Director: Ryan Murphy
Fien Print Rating (Out of 100): 50
In a Nutshell: I was not spectacularly enamored with (by?) Augusten Burroughs' memoir "Running with Scissors," which frequently felt disingenuously self-indulgent to me, but if the book has a great virtue, it's Burroughs' refusal to let the absurdist tragedy of his life ever effect the comic rhythm of his prose. Even when it's miserable, it zips along with an undeniable energy. It's unfortunately, then, that in writer-director Ryan Murphy's hands, a book that felt like it could be read in two hours has become a movie that feels like it takes 10 hours to watch. Despite TV credits -- the underrated "Popular" and the overrated "Nip/Tuck" -- that suggest a gift with mixing melodrama and pitch black comedy, Murphy only occasionally captures Burroughs' tone and never for a second does he get Burroughs pace. Murphy's problem comes out of the book, which is long on eccentric anecdotes and short on traditional emotional arc, and out of an inability to build a separate cinematic momentum. Too many scenes devolve into two characters sitting next to each other or across from each other delivered in static shot-reverse-shots that seem to go on forever. While certain images are well-realized from the book, the Murphy is never confident with camera placement, which drains impact from a number of shots.
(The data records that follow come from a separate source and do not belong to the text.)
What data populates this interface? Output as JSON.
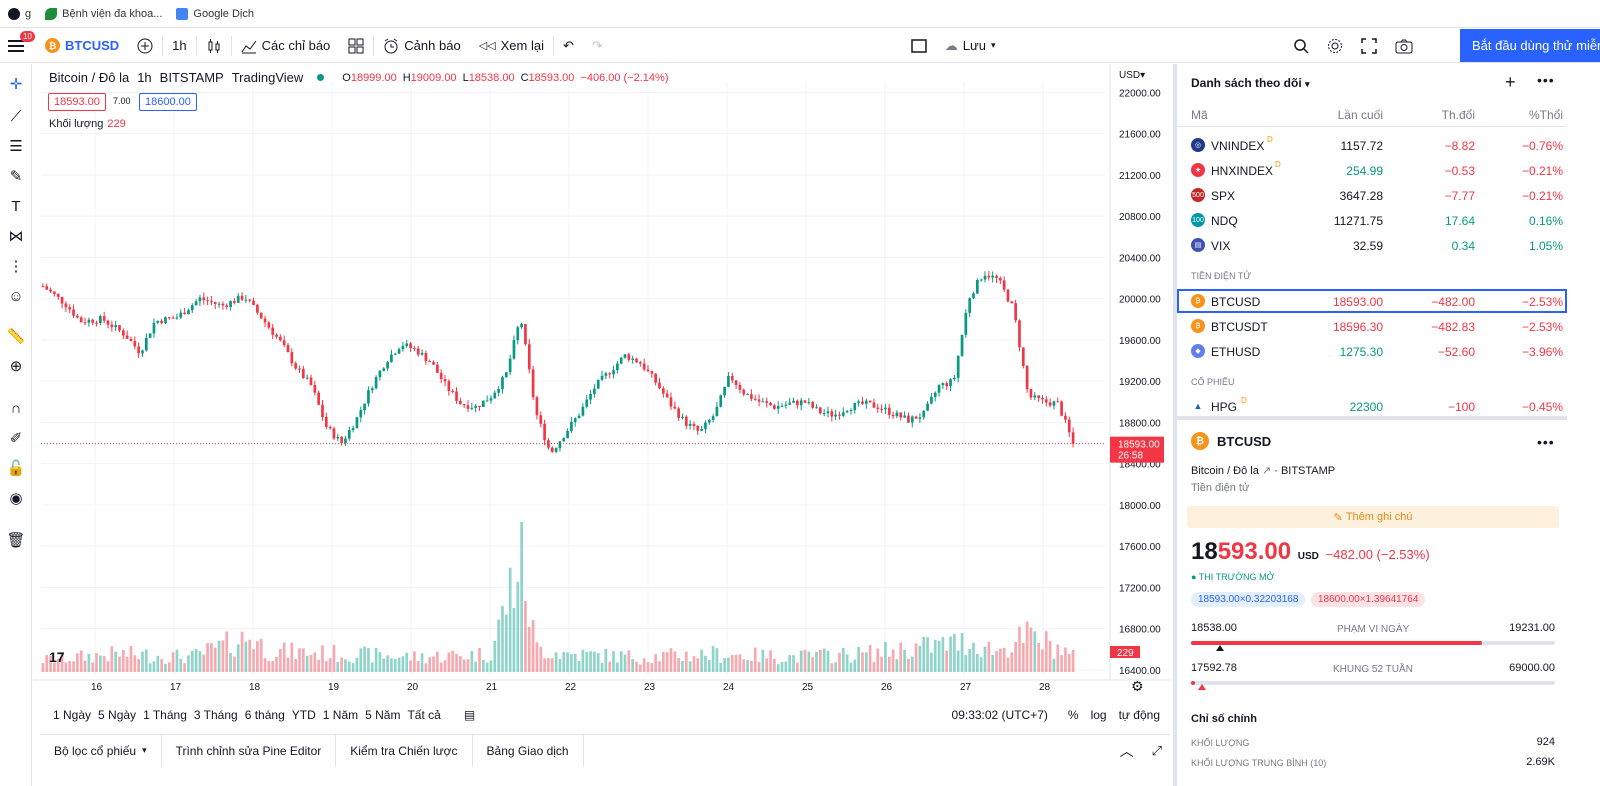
{
  "bookmarks": [
    {
      "label": "g",
      "color": "#131722"
    },
    {
      "label": "Bệnh viện đa khoa...",
      "color": "#1e8e3e"
    },
    {
      "label": "Google Dịch",
      "color": "#4285f4"
    }
  ],
  "toolbar": {
    "notif_count": "10",
    "symbol": "BTCUSD",
    "interval": "1h",
    "indicators": "Các chỉ báo",
    "alerts": "Cảnh báo",
    "replay": "Xem lại",
    "save": "Lưu",
    "cta": "Bắt đầu dùng thử miễn"
  },
  "legend": {
    "title": "Bitcoin / Đô la",
    "interval": "1h",
    "exchange": "BITSTAMP",
    "source": "TradingView",
    "o_label": "O",
    "o": "18999.00",
    "h_label": "H",
    "h": "19009.00",
    "l_label": "L",
    "l": "18538.00",
    "c_label": "C",
    "c": "18593.00",
    "change": "−406.00 (−2.14%)",
    "bid": "18593.00",
    "spread": "7.00",
    "ask": "18600.00",
    "volume_label": "Khối lượng",
    "volume": "229"
  },
  "chart_data": {
    "type": "candlestick",
    "currency": "USD",
    "y_ticks": [
      "22000.00",
      "21600.00",
      "21200.00",
      "20800.00",
      "20400.00",
      "20000.00",
      "19600.00",
      "19200.00",
      "18800.00",
      "18400.00",
      "18000.00",
      "17600.00",
      "17200.00",
      "16800.00",
      "16400.00"
    ],
    "ylim": [
      16340,
      22100
    ],
    "x_ticks": [
      "16",
      "17",
      "18",
      "19",
      "20",
      "21",
      "22",
      "23",
      "24",
      "25",
      "26",
      "27",
      "28"
    ],
    "last_price": "18593.00",
    "countdown": "26:58",
    "last_volume": "229",
    "close_path": [
      [
        0,
        20120
      ],
      [
        3,
        19950
      ],
      [
        5,
        19780
      ],
      [
        8,
        19800
      ],
      [
        11,
        19650
      ],
      [
        13,
        19480
      ],
      [
        15,
        19780
      ],
      [
        18,
        19820
      ],
      [
        21,
        20000
      ],
      [
        24,
        19930
      ],
      [
        27,
        20020
      ],
      [
        30,
        19750
      ],
      [
        32,
        19560
      ],
      [
        34,
        19320
      ],
      [
        36,
        19150
      ],
      [
        38,
        18750
      ],
      [
        40,
        18600
      ],
      [
        42,
        18830
      ],
      [
        44,
        19150
      ],
      [
        46,
        19400
      ],
      [
        48,
        19560
      ],
      [
        50,
        19500
      ],
      [
        52,
        19380
      ],
      [
        54,
        19150
      ],
      [
        56,
        18980
      ],
      [
        58,
        18950
      ],
      [
        60,
        19050
      ],
      [
        62,
        19250
      ],
      [
        64,
        19820
      ],
      [
        66,
        18900
      ],
      [
        68,
        18500
      ],
      [
        70,
        18700
      ],
      [
        72,
        18900
      ],
      [
        74,
        19150
      ],
      [
        76,
        19300
      ],
      [
        78,
        19450
      ],
      [
        80,
        19380
      ],
      [
        82,
        19200
      ],
      [
        84,
        18980
      ],
      [
        86,
        18800
      ],
      [
        88,
        18700
      ],
      [
        90,
        18880
      ],
      [
        92,
        19250
      ],
      [
        94,
        19080
      ],
      [
        96,
        19000
      ],
      [
        98,
        18950
      ],
      [
        100,
        18980
      ],
      [
        102,
        19000
      ],
      [
        104,
        18900
      ],
      [
        106,
        18870
      ],
      [
        108,
        18950
      ],
      [
        110,
        18980
      ],
      [
        112,
        18950
      ],
      [
        114,
        18880
      ],
      [
        116,
        18820
      ],
      [
        118,
        18880
      ],
      [
        120,
        19150
      ],
      [
        122,
        19200
      ],
      [
        124,
        20000
      ],
      [
        126,
        20250
      ],
      [
        128,
        20180
      ],
      [
        130,
        19900
      ],
      [
        132,
        19050
      ],
      [
        134,
        19000
      ],
      [
        136,
        18980
      ],
      [
        138,
        18593
      ]
    ],
    "volume_path": [
      [
        0,
        20
      ],
      [
        10,
        30
      ],
      [
        20,
        25
      ],
      [
        28,
        60
      ],
      [
        30,
        35
      ],
      [
        40,
        30
      ],
      [
        50,
        25
      ],
      [
        60,
        30
      ],
      [
        64,
        195
      ],
      [
        66,
        40
      ],
      [
        70,
        30
      ],
      [
        80,
        25
      ],
      [
        90,
        30
      ],
      [
        100,
        25
      ],
      [
        110,
        30
      ],
      [
        120,
        45
      ],
      [
        124,
        50
      ],
      [
        128,
        35
      ],
      [
        132,
        60
      ],
      [
        136,
        40
      ],
      [
        138,
        25
      ]
    ]
  },
  "bottombar": {
    "timeframes": [
      "1 Ngày",
      "5 Ngày",
      "1 Tháng",
      "3 Tháng",
      "6 tháng",
      "YTD",
      "1 Năm",
      "5 Năm",
      "Tất cả"
    ],
    "time": "09:33:02 (UTC+7)",
    "pct": "%",
    "log": "log",
    "auto": "tự động"
  },
  "panels": [
    "Bộ lọc cổ phiếu",
    "Trình chỉnh sửa Pine Editor",
    "Kiểm tra Chiến lược",
    "Bảng Giao dịch"
  ],
  "watchlist": {
    "title": "Danh sách theo dõi",
    "cols": [
      "Mã",
      "Lần cuối",
      "Th.đổi",
      "%Thổi"
    ],
    "indices": [
      {
        "sym": "VNINDEX",
        "last": "1157.72",
        "chg": "−8.82",
        "pct": "−0.76%",
        "color": "#1e3a8a",
        "icon": "◎",
        "flag": "D"
      },
      {
        "sym": "HNXINDEX",
        "last": "254.99",
        "chg": "−0.53",
        "pct": "−0.21%",
        "color": "#f23645",
        "icon": "★",
        "flag": "D"
      },
      {
        "sym": "SPX",
        "last": "3647.28",
        "chg": "−7.77",
        "pct": "−0.21%",
        "color": "#c62828",
        "icon": "500",
        "flag": ""
      },
      {
        "sym": "NDQ",
        "last": "11271.75",
        "chg": "17.64",
        "pct": "0.16%",
        "color": "#0097a7",
        "icon": "100",
        "flag": ""
      },
      {
        "sym": "VIX",
        "last": "32.59",
        "chg": "0.34",
        "pct": "1.05%",
        "color": "#3f51b5",
        "icon": "▤",
        "flag": ""
      }
    ],
    "crypto_section": "TIỀN ĐIỆN TỬ",
    "crypto": [
      {
        "sym": "BTCUSD",
        "last": "18593.00",
        "chg": "−482.00",
        "pct": "−2.53%",
        "color": "#f7931a",
        "icon": "₿"
      },
      {
        "sym": "BTCUSDT",
        "last": "18596.30",
        "chg": "−482.83",
        "pct": "−2.53%",
        "color": "#f7931a",
        "icon": "₿"
      },
      {
        "sym": "ETHUSD",
        "last": "1275.30",
        "chg": "−52.60",
        "pct": "−3.96%",
        "color": "#627eea",
        "icon": "◆"
      }
    ],
    "stock_section": "CỔ PHIẾU",
    "stocks": [
      {
        "sym": "HPG",
        "last": "22300",
        "chg": "−100",
        "pct": "−0.45%",
        "color": "#1565c0",
        "icon": "▲",
        "flag": "D"
      }
    ]
  },
  "details": {
    "symbol": "BTCUSD",
    "name": "Bitcoin / Đô la",
    "exchange": "BITSTAMP",
    "category": "Tiền điện tử",
    "note_button": "Thêm ghi chú",
    "price_main": "18",
    "price_rest": "593.00",
    "currency": "USD",
    "change": "−482.00 (−2.53%)",
    "market_status": "THỊ TRƯỜNG MỞ",
    "bid_chip": "18593.00×0.32203168",
    "ask_chip": "18600.00×1.39641764",
    "day_low": "18538.00",
    "day_label": "PHẠM VI NGÀY",
    "day_high": "19231.00",
    "day_marker_fraction": 0.08,
    "week_low": "17592.78",
    "week_label": "KHUNG 52 TUẦN",
    "week_high": "69000.00",
    "week_marker_fraction": 0.02,
    "key_stats": "Chỉ số chính",
    "vol_label": "KHỐI LƯỢNG",
    "vol_value": "924",
    "avg_vol_label": "KHỐI LƯỢNG TRUNG BÌNH (10)",
    "avg_vol_value": "2.69K"
  },
  "colors": {
    "up": "#089981",
    "down": "#f23645",
    "accent": "#2962ff",
    "grid": "#f0f3fa"
  }
}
And Murphy is smart enough that he feels every lag, but inexperienced enough to believe that a cliched piece of campy classic rock can smooth things over. Whole stretches of the movie play out over one song after another, with the lyrics often over-articulating what's happening on screen. For all of his aesthetic problems, Murphy gets a slew of excellent performances, with Brian Cox and the underused Alec Baldwin standing out and Joseph Cross, as Burroughs, doing decent work as well. As in the book, the women are more arch and Annette Benning's performance will be polarizing, I'd imagine. If she hadn't done similarly affected work to Oscar-nominated effect in "American Beauty" and "Being Julia," I'd have been more impressed. This was a book that had to be adapted by a Bennett Miller or a Noah Baumbach or even a Wes Anderson. Actually, it had to be adapted by Hal Ashby or Billy Wilder, but neither was, um, available.